Step 7: Commit and share

git add AGENTS.md CLAUDE.md agents/ mise.toml .env.example README.md
git commit --signoff -m "feat: add AI context standardization"
git push

Now anyone using AI CLI tools in this repository gets consistent, predictable behavior aligned with your project’s standards.


Tool Support and Evolving Standards

The AI CLI tooling ecosystem evolves rapidly. This section reflects the state as of February 2026; always verify current support with official tool documentation.

Feature Support Matrix

FeatureGitHub Copilot CLIClaude CodeGemini CLICursor Editor
AGENTS.md native support✅ v0.0.401+❌ (Not available)✅ v1.2.0+✅ v0.40+
.agents/skills auto-load✅ v0.0.401+❌ (Not available)⚠️ Experimental⚠️ Uses SKILL.md
Signed manifest validation✅ Enterprise❌ (Not available)❌ (Not available)⚠️ Beta
mise.toml integration⚠️ Manual⚠️ Manual✅ Native⚠️ Manual
Audit logging✅ Enterprise✅ Enterprise❌ (Not available)❌ (Not available)
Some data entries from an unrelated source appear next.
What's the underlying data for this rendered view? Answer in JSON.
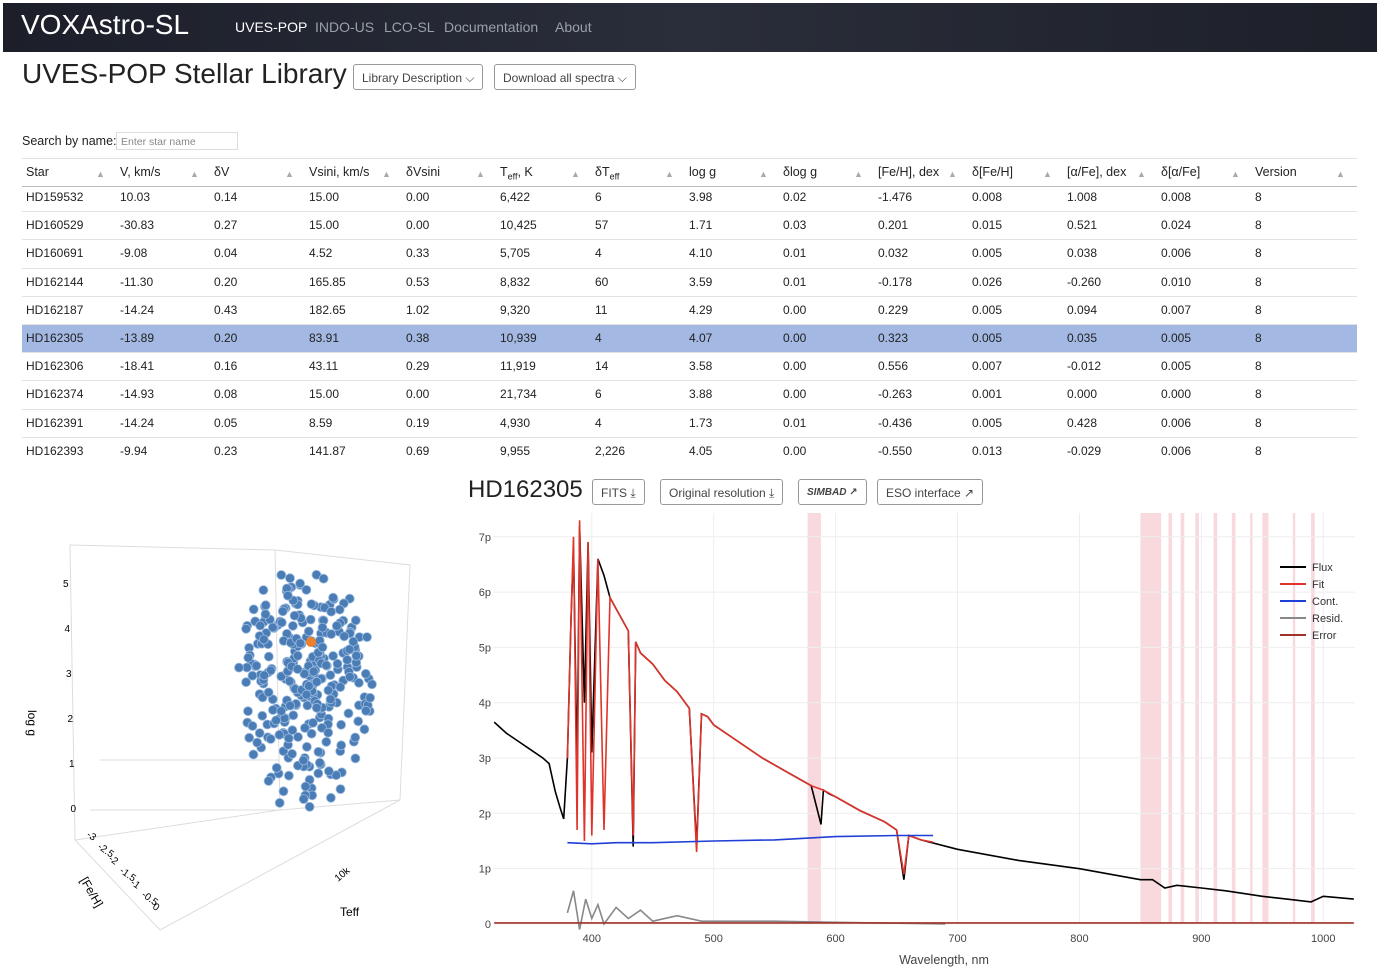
{
  "navbar": {
    "brand": "VOXAstro-SL",
    "links": [
      "UVES-POP",
      "INDO-US",
      "LCO-SL",
      "Documentation",
      "About"
    ]
  },
  "header": {
    "title": "UVES-POP Stellar Library",
    "buttons": [
      "Library Description",
      "Download all spectra"
    ]
  },
  "search": {
    "label": "Search by name:",
    "placeholder": "Enter star name"
  },
  "table": {
    "columns": [
      {
        "text": "Star"
      },
      {
        "text": "V, km/s"
      },
      {
        "text": "δV"
      },
      {
        "text": "Vsini, km/s"
      },
      {
        "text": "δVsini"
      },
      {
        "text": "T",
        "sub": "eff",
        "after": ", K"
      },
      {
        "text": "δT",
        "sub": "eff"
      },
      {
        "text": "log g"
      },
      {
        "text": "δlog g"
      },
      {
        "text": "[Fe/H], dex"
      },
      {
        "text": "δ[Fe/H]"
      },
      {
        "text": "[α/Fe], dex"
      },
      {
        "text": "δ[α/Fe]"
      },
      {
        "text": "Version"
      }
    ],
    "rows": [
      [
        "HD159532",
        "10.03",
        "0.14",
        "15.00",
        "0.00",
        "6,422",
        "6",
        "3.98",
        "0.02",
        "-1.476",
        "0.008",
        "1.008",
        "0.008",
        "8"
      ],
      [
        "HD160529",
        "-30.83",
        "0.27",
        "15.00",
        "0.00",
        "10,425",
        "57",
        "1.71",
        "0.03",
        "0.201",
        "0.015",
        "0.521",
        "0.024",
        "8"
      ],
      [
        "HD160691",
        "-9.08",
        "0.04",
        "4.52",
        "0.33",
        "5,705",
        "4",
        "4.10",
        "0.01",
        "0.032",
        "0.005",
        "0.038",
        "0.006",
        "8"
      ],
      [
        "HD162144",
        "-11.30",
        "0.20",
        "165.85",
        "0.53",
        "8,832",
        "60",
        "3.59",
        "0.01",
        "-0.178",
        "0.026",
        "-0.260",
        "0.010",
        "8"
      ],
      [
        "HD162187",
        "-14.24",
        "0.43",
        "182.65",
        "1.02",
        "9,320",
        "11",
        "4.29",
        "0.00",
        "0.229",
        "0.005",
        "0.094",
        "0.007",
        "8"
      ],
      [
        "HD162305",
        "-13.89",
        "0.20",
        "83.91",
        "0.38",
        "10,939",
        "4",
        "4.07",
        "0.00",
        "0.323",
        "0.005",
        "0.035",
        "0.005",
        "8"
      ],
      [
        "HD162306",
        "-18.41",
        "0.16",
        "43.11",
        "0.29",
        "11,919",
        "14",
        "3.58",
        "0.00",
        "0.556",
        "0.007",
        "-0.012",
        "0.005",
        "8"
      ],
      [
        "HD162374",
        "-14.93",
        "0.08",
        "15.00",
        "0.00",
        "21,734",
        "6",
        "3.88",
        "0.00",
        "-0.263",
        "0.001",
        "0.000",
        "0.000",
        "8"
      ],
      [
        "HD162391",
        "-14.24",
        "0.05",
        "8.59",
        "0.19",
        "4,930",
        "4",
        "1.73",
        "0.01",
        "-0.436",
        "0.005",
        "0.428",
        "0.006",
        "8"
      ],
      [
        "HD162393",
        "-9.94",
        "0.23",
        "141.87",
        "0.69",
        "9,955",
        "2,226",
        "4.05",
        "0.00",
        "-0.550",
        "0.013",
        "-0.029",
        "0.006",
        "8"
      ]
    ],
    "selected_row": 5
  },
  "star": {
    "name": "HD162305",
    "buttons": [
      "FITS",
      "Original resolution",
      "SIMBAD",
      "ESO interface"
    ]
  },
  "scatter3d": {
    "axis_labels": [
      "log g",
      "[Fe/H]",
      "Teff"
    ],
    "logg_ticks": [
      "0",
      "1",
      "2",
      "3",
      "4",
      "5"
    ],
    "feh_ticks": [
      "-3",
      "-2.5",
      "-2",
      "-1.5",
      "-1",
      "-0.5",
      "0"
    ],
    "teff_ticks": [
      "10k"
    ]
  },
  "chart_data": {
    "type": "line",
    "x_label": "Wavelength, nm",
    "xlim": [
      319,
      1026
    ],
    "ylim": [
      0,
      7.43
    ],
    "xticks": [
      400,
      500,
      600,
      700,
      800,
      900,
      1000
    ],
    "yticks": [
      0,
      {
        "value": 1,
        "label": "1p"
      },
      {
        "value": 2,
        "label": "2p"
      },
      {
        "value": 3,
        "label": "3p"
      },
      {
        "value": 4,
        "label": "4p"
      },
      {
        "value": 5,
        "label": "5p"
      },
      {
        "value": 6,
        "label": "6p"
      },
      {
        "value": 7,
        "label": "7p"
      }
    ],
    "grid": true,
    "legend": "top-right",
    "masked_regions": [
      [
        577,
        588
      ],
      [
        850,
        867
      ],
      [
        873,
        876
      ],
      [
        883,
        886
      ],
      [
        895,
        898
      ],
      [
        910,
        913
      ],
      [
        925,
        928
      ],
      [
        940,
        942
      ],
      [
        950,
        955
      ],
      [
        975,
        977
      ],
      [
        990,
        993
      ]
    ],
    "series": [
      {
        "name": "Flux",
        "color": "#000000",
        "x": [
          320,
          330,
          340,
          350,
          360,
          365,
          370,
          374,
          377,
          380,
          383,
          385,
          388,
          390,
          394,
          397,
          400,
          405,
          410,
          415,
          420,
          430,
          434,
          436,
          440,
          450,
          460,
          470,
          480,
          486,
          490,
          495,
          500,
          520,
          540,
          560,
          580,
          588,
          590,
          595,
          600,
          620,
          640,
          650,
          656,
          660,
          670,
          700,
          750,
          800,
          850,
          860,
          870,
          880,
          900,
          920,
          950,
          970,
          990,
          1000,
          1025
        ],
        "values": [
          3.65,
          3.45,
          3.3,
          3.15,
          3.0,
          2.9,
          2.4,
          2.1,
          1.9,
          3.0,
          5.5,
          6.8,
          2.8,
          7.2,
          4.0,
          6.9,
          3.1,
          6.6,
          6.3,
          5.9,
          5.7,
          5.3,
          1.4,
          5.1,
          4.9,
          4.7,
          4.4,
          4.2,
          3.9,
          1.4,
          3.8,
          3.75,
          3.6,
          3.3,
          3.0,
          2.75,
          2.5,
          1.8,
          2.42,
          2.35,
          2.3,
          2.05,
          1.85,
          1.7,
          0.8,
          1.6,
          1.52,
          1.35,
          1.15,
          1.0,
          0.8,
          0.8,
          0.65,
          0.7,
          0.65,
          0.6,
          0.5,
          0.45,
          0.4,
          0.5,
          0.45
        ]
      },
      {
        "name": "Fit",
        "color": "#e0342a",
        "x": [
          380,
          383,
          385,
          388,
          390,
          394,
          397,
          400,
          405,
          410,
          415,
          420,
          430,
          434,
          436,
          440,
          450,
          460,
          470,
          480,
          486,
          490,
          495,
          500,
          520,
          540,
          560,
          580,
          590,
          600,
          620,
          640,
          650,
          656,
          660,
          670,
          680
        ],
        "values": [
          3.0,
          5.5,
          7.0,
          1.7,
          7.3,
          1.5,
          6.9,
          1.6,
          6.6,
          1.7,
          5.9,
          5.7,
          5.3,
          1.6,
          5.1,
          4.9,
          4.7,
          4.4,
          4.2,
          3.9,
          1.3,
          3.8,
          3.75,
          3.6,
          3.3,
          3.0,
          2.75,
          2.5,
          2.42,
          2.3,
          2.05,
          1.85,
          1.7,
          0.9,
          1.6,
          1.52,
          1.48
        ]
      },
      {
        "name": "Cont.",
        "color": "#1f3fd6",
        "x": [
          380,
          400,
          420,
          450,
          500,
          550,
          600,
          650,
          680
        ],
        "values": [
          1.47,
          1.45,
          1.47,
          1.47,
          1.5,
          1.52,
          1.58,
          1.6,
          1.6
        ]
      },
      {
        "name": "Resid.",
        "color": "#888888",
        "x": [
          380,
          385,
          390,
          395,
          400,
          405,
          410,
          420,
          430,
          440,
          450,
          470,
          490,
          550,
          600,
          690
        ],
        "values": [
          0.2,
          0.6,
          -0.1,
          0.45,
          0.1,
          0.35,
          0.0,
          0.3,
          0.1,
          0.25,
          0.05,
          0.15,
          0.05,
          0.05,
          0.03,
          0.0
        ]
      },
      {
        "name": "Error",
        "color": "#a0302a",
        "x": [
          320,
          1025
        ],
        "values": [
          0.02,
          0.02
        ]
      }
    ]
  }
}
Legend: ✅ Fully supported | ⚠️ Partial/Beta | ❌ Not available Note: I don’t use Cursor, I’ve provided a more extensive comparison based on web research


Wrapping Up: Why This Matters

CLI tools outperform web chatbots for development work because they access files directly, read context automatically, and execute commands without friction. When you use standardized context files like AGENTS.md instead of tool-specific configurations, switching between AI providers becomes trivial.

Think of AGENTS.md and mise.toml as executable documentation; they’re instructions AI tools consume automatically on every interaction, ensuring consistent behavior across thousands of operations. Tools like mise guarantee that AI-generated code works identically on your machine, your teammate’s laptop, and CI/CD pipelines.
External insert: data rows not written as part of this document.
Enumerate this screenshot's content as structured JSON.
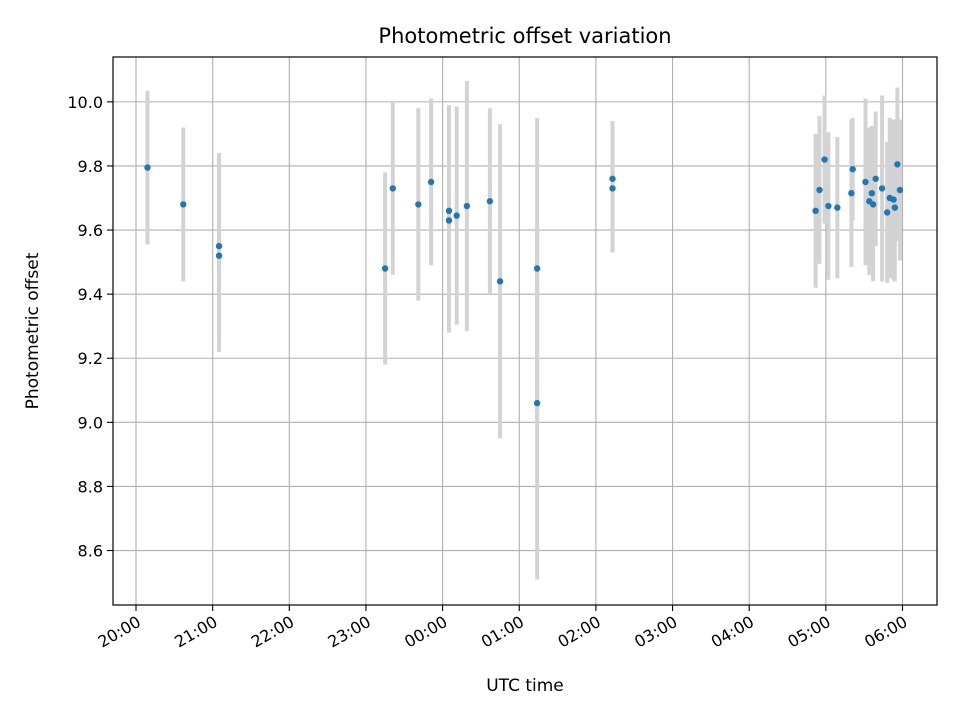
{
  "chart_data": {
    "type": "scatter",
    "title": "Photometric offset variation",
    "xlabel": "UTC time",
    "ylabel": "Photometric offset",
    "x_tick_labels": [
      "20:00",
      "21:00",
      "22:00",
      "23:00",
      "00:00",
      "01:00",
      "02:00",
      "03:00",
      "04:00",
      "05:00",
      "06:00"
    ],
    "x_tick_hours": [
      0,
      1,
      2,
      3,
      4,
      5,
      6,
      7,
      8,
      9,
      10
    ],
    "xlim_hours_from_first_tick": [
      -0.3,
      10.45
    ],
    "y_ticks": [
      8.6,
      8.8,
      9.0,
      9.2,
      9.4,
      9.6,
      9.8,
      10.0
    ],
    "ylim": [
      8.43,
      10.14
    ],
    "grid": true,
    "point_color": "#1f77b4",
    "errorbar_color": "#d3d3d3",
    "series": [
      {
        "points": [
          {
            "t": "20:09",
            "y": 9.795,
            "err": 0.24
          },
          {
            "t": "20:37",
            "y": 9.68,
            "err": 0.24
          },
          {
            "t": "21:05",
            "y": 9.55,
            "err": 0.29
          },
          {
            "t": "21:05",
            "y": 9.52,
            "err": 0.3
          },
          {
            "t": "23:15",
            "y": 9.48,
            "err": 0.3
          },
          {
            "t": "23:21",
            "y": 9.73,
            "err": 0.27
          },
          {
            "t": "23:41",
            "y": 9.68,
            "err": 0.3
          },
          {
            "t": "23:51",
            "y": 9.75,
            "err": 0.26
          },
          {
            "t": "00:05",
            "y": 9.66,
            "err": 0.33
          },
          {
            "t": "00:05",
            "y": 9.63,
            "err": 0.35
          },
          {
            "t": "00:11",
            "y": 9.645,
            "err": 0.34
          },
          {
            "t": "00:19",
            "y": 9.675,
            "err": 0.39
          },
          {
            "t": "00:37",
            "y": 9.69,
            "err": 0.29
          },
          {
            "t": "00:45",
            "y": 9.44,
            "err": 0.49
          },
          {
            "t": "01:14",
            "y": 9.48,
            "err": 0.47
          },
          {
            "t": "01:14",
            "y": 9.06,
            "err": 0.55
          },
          {
            "t": "02:13",
            "y": 9.76,
            "err": 0.18
          },
          {
            "t": "02:13",
            "y": 9.73,
            "err": 0.2
          },
          {
            "t": "04:52",
            "y": 9.66,
            "err": 0.24
          },
          {
            "t": "04:55",
            "y": 9.725,
            "err": 0.23
          },
          {
            "t": "04:59",
            "y": 9.82,
            "err": 0.2
          },
          {
            "t": "05:02",
            "y": 9.675,
            "err": 0.23
          },
          {
            "t": "05:09",
            "y": 9.67,
            "err": 0.22
          },
          {
            "t": "05:20",
            "y": 9.715,
            "err": 0.23
          },
          {
            "t": "05:21",
            "y": 9.79,
            "err": 0.16
          },
          {
            "t": "05:31",
            "y": 9.75,
            "err": 0.26
          },
          {
            "t": "05:34",
            "y": 9.69,
            "err": 0.23
          },
          {
            "t": "05:36",
            "y": 9.715,
            "err": 0.21
          },
          {
            "t": "05:37",
            "y": 9.68,
            "err": 0.24
          },
          {
            "t": "05:39",
            "y": 9.76,
            "err": 0.21
          },
          {
            "t": "05:44",
            "y": 9.73,
            "err": 0.29
          },
          {
            "t": "05:48",
            "y": 9.655,
            "err": 0.22
          },
          {
            "t": "05:50",
            "y": 9.7,
            "err": 0.25
          },
          {
            "t": "05:53",
            "y": 9.695,
            "err": 0.25
          },
          {
            "t": "05:54",
            "y": 9.67,
            "err": 0.23
          },
          {
            "t": "05:56",
            "y": 9.805,
            "err": 0.24
          },
          {
            "t": "05:58",
            "y": 9.725,
            "err": 0.22
          }
        ]
      }
    ]
  }
}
Start simple with basic AGENTS.md covering build commands and security boundaries, add mise.toml when version drift causes issues, introduce specs and ADRs when compliance demands them; don’t over-engineer from day one. All these organizational patterns (AGENTS.md, ./agents folder, mise.toml, signed manifests, audit trails) remain optional for typical repositories but become essential for structured enterprise projects where AI agents need explicit guidance to produce outputs matching your expectations.

Major providers (GitHub, Anthropic, Google) are collaborating through the AI Context Working Group to standardize these patterns. By late 2026, expect universal support across CLI tools, standardized security schemas, and certified compliance templates for SOC 2 and ISO 27001.